Certainly not, don’t be foolish. We are a country of the sons of Ram, of course. But then there are the sons of Babur. Then there are the Christians and others. The rest is all of us, children of Ram. Er, well, almost. Psst! There are others too, who can’t be the children of Ram, no, of course, not, chhi! But I can’t quite recall where these low caste chaps sprouted from... Dalits have a very different bloodline. What? The tribal lot? I am not sure, really, but not from Ram, no. They have always been around, you know.
Clearly, we are not all of common descent. The north differs from the south, the west differs from the east, mainland India from the islands and mainstream India from the Northeast and tribal India. Third, do we have one common culture? God knows we tried, but the roots of these Indian cultures are too strong, their plurality impossible to smooth out. And what a host of races, tribes, regions, religions we have. So We remain distressingly multicultural.
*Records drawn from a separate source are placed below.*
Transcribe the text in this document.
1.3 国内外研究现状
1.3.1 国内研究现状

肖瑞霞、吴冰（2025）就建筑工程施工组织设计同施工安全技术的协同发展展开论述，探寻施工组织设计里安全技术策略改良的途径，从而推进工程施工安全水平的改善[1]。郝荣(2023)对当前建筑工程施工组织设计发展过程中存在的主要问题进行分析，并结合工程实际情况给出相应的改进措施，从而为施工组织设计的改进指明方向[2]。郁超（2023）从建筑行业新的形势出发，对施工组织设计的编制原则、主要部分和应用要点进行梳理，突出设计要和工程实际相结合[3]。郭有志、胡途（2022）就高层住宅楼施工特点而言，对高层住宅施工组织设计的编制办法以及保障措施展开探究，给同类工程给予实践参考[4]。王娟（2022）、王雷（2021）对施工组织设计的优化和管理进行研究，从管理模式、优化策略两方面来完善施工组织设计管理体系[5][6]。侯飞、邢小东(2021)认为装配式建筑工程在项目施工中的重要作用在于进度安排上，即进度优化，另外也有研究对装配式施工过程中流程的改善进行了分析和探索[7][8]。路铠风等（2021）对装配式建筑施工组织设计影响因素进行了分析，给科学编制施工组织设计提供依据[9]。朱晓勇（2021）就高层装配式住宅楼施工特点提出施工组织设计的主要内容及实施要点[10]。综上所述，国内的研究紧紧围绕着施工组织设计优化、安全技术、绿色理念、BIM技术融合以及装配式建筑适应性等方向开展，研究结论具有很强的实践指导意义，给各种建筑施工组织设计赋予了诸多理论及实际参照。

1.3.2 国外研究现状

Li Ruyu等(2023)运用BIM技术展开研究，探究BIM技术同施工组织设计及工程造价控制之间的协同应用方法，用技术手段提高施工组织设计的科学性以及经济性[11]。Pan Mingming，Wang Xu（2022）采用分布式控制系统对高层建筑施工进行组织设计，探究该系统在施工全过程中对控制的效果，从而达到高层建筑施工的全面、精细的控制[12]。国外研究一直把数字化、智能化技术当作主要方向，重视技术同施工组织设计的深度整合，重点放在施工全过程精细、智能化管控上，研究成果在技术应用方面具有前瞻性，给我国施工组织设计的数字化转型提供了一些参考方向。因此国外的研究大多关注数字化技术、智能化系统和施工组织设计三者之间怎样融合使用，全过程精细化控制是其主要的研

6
Fourth, do all of us inhabiting our state speak the same language? You must be joking! There are almost 800 languages in India, of which 24 are officially accepted as strong languages. So how can a country that does not meet any requirement of nationhood claim to be a nation? And if we are not a nation, how can anyone be anti-national?
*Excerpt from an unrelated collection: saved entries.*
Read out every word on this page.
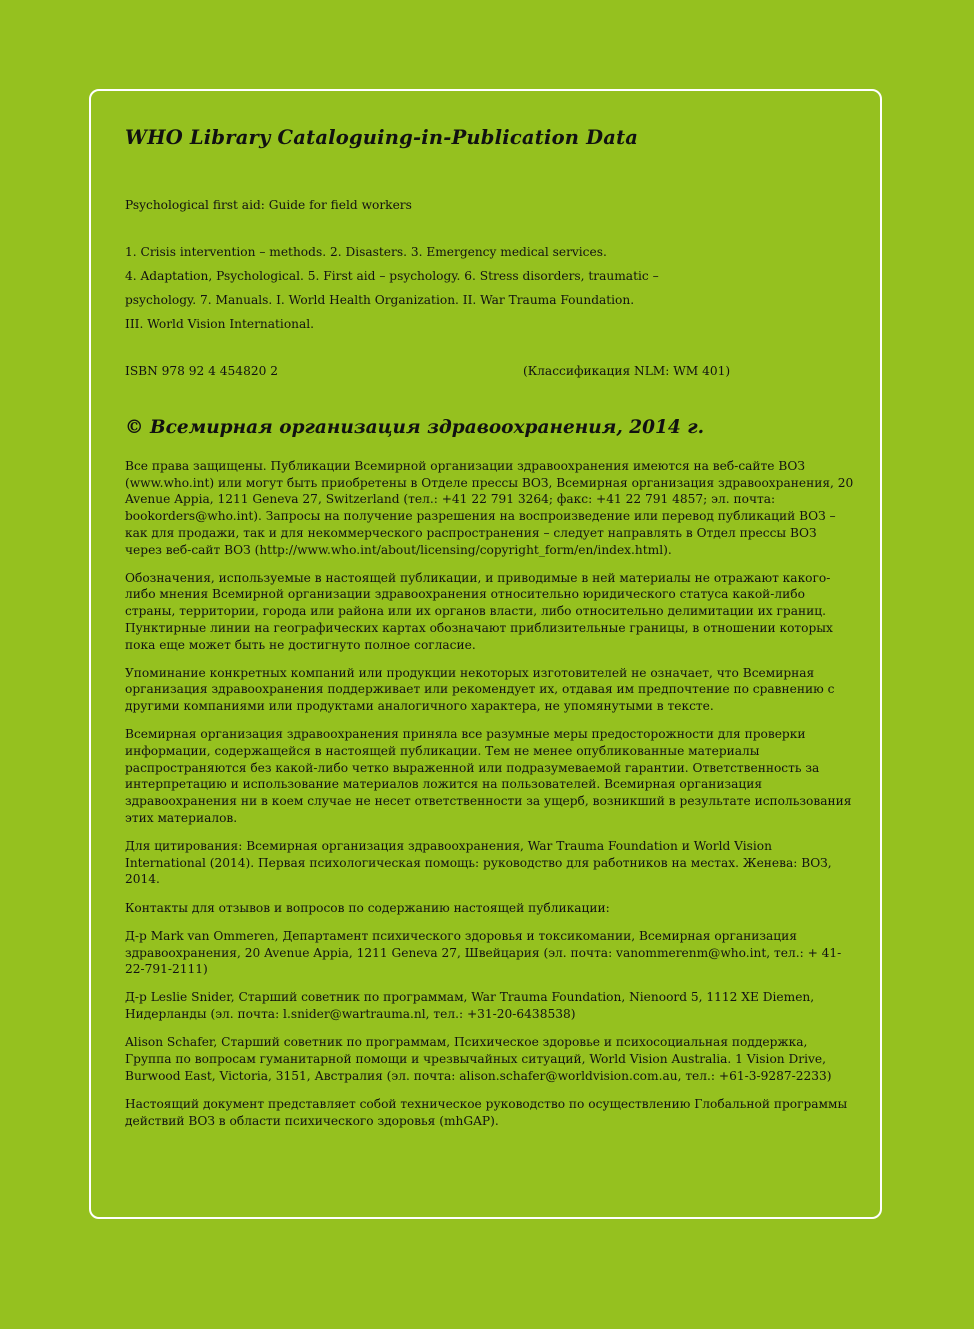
WHO Library Cataloguing-in-Publication Data

Psychological first aid: Guide for field workers

1. Crisis intervention – methods. 2. Disasters. 3. Emergency medical services.

4. Adaptation, Psychological. 5. First aid – psychology. 6. Stress disorders, traumatic –

psychology. 7. Manuals. I. World Health Organization. II. War Trauma Foundation.

III. World Vision International.

ISBN 978 92 4 454820 2	(Классификация NLM: WM 401)
© Всемирная организация здравоохранения, 2014 г.

Все права защищены. Публикации Всемирной организации здравоохранения имеются на веб-сайте ВОЗ (www.who.int) или могут быть приобретены в Отделе прессы ВОЗ, Всемирная организация здравоохранения, 20 Avenue Appia, 1211 Geneva 27, Switzerland (тел.: +41 22 791 3264; факс: +41 22 791 4857; эл. почта: bookorders@who.int). Запросы на получение разрешения на воспроизведение или перевод публикаций ВОЗ – как для продажи, так и для некоммерческого распространения – следует направлять в Отдел прессы ВОЗ через веб-сайт ВОЗ (http://www.who.int/about/licensing/copyright_form/en/index.html).

Обозначения, используемые в настоящей публикации, и приводимые в ней материалы не отражают какого-либо мнения Всемирной организации здравоохранения относительно юридического статуса какой-либо страны, территории, города или района или их органов власти, либо относительно делимитации их границ. Пунктирные линии на географических картах обозначают приблизительные границы, в отношении которых пока еще может быть не достигнуто полное согласие.

Упоминание конкретных компаний или продукции некоторых изготовителей не означает, что Всемирная организация здравоохранения поддерживает или рекомендует их, отдавая им предпочтение по сравнению с другими компаниями или продуктами аналогичного характера, не упомянутыми в тексте.

Всемирная организация здравоохранения приняла все разумные меры предосторожности для проверки информации, содержащейся в настоящей публикации. Тем не менее опубликованные материалы распространяются без какой-либо четко выраженной или подразумеваемой гарантии. Ответственность за интерпретацию и использование материалов ложится на пользователей. Всемирная организация здравоохранения ни в коем случае не несет ответственности за ущерб, возникший в результате использования этих материалов.

Для цитирования: Всемирная организация здравоохранения, War Trauma Foundation и World Vision International (2014). Первая психологическая помощь: руководство для работников на местах. Женева: ВОЗ, 2014.

Контакты для отзывов и вопросов по содержанию настоящей публикации:

Д-р Mark van Ommeren, Департамент психического здоровья и токсикомании, Всемирная организация здравоохранения, 20 Avenue Appia, 1211 Geneva 27, Швейцария (эл. почта: vanommerenm@who.int, тел.: + 41-22-791-2111)

Д-р Leslie Snider, Старший советник по программам, War Trauma Foundation, Nienoord 5, 1112 XE Diemen, Нидерланды (эл. почта: l.snider@wartrauma.nl, тел.: +31-20-6438538)

Alison Schafer, Старший советник по программам, Психическое здоровье и психосоциальная поддержка, Группа по вопросам гуманитарной помощи и чрезвычайных ситуаций, World Vision Australia. 1 Vision Drive, Burwood East, Victoria, 3151, Австралия (эл. почта: alison.schafer@worldvision.com.au, тел.: +61-3-9287-2233)

Настоящий документ представляет собой техническое руководство по осуществлению Глобальной программы действий ВОЗ в области психического здоровья (mhGAP).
Nationalism stems from an imagined bond that we in India never really had. It is a contrived idea that cannot contain our motherland. A century ago, in 1917, Tagore had rejected the idea of a nation because it attempted to make a population into a soulless organisation that can only serve political purposes. Thirty years before India became free, Tagore told the West: “You who live under the delusion that you are free, are every day sacrificing your freedom to this fetish of nationalism...” Besides, India was too diverse to be one nation.
Not much has changed. Does the dalit and the upper caste man who can kill him for harming a cow have equal ownership of this nation? Do the farmers who kill themselves when they can’t pay back a bank loan of a few thousands share the same nation as the corporates who have loans worth billions waived? Do the tribals of Bastar who routinely face rape by security forces, have no access to justice and have any protest silenced by fake encounters live in the same nation as Mumbai’s glitterati?
Our realities are starkly different. Delhi’s view of the nation is very different from the view from the Northeast. In the saffron nation, Nathuram Godse is a hero, Afzal Guru a terrorist. In the non-saffron nation the killer of the Mahatma is no hero, just a murderer. In Kashmir Guru is not a terrorist but a victim of judicial murder. In the saffron nation, Mr Kumar can be jailed as an anti-national just for being at a rally where someone shouted objectionable slogans, but Kuldeep Varshney, the saffron leader who offers on TV and FB a reward of Rs 5 lakh for cutting off Mr Kumar’s tongue, roams free.
If we do want one nation we need to go by one fundamental reality and belief system. We need to go by the Constitution. Not sidestep it ever for reasons of politics, economy, tradition or custom. As long as we don’t doggedly accept the Constitution as our primal truth, we cannot be a nation. Except as a nation of anti-nationals.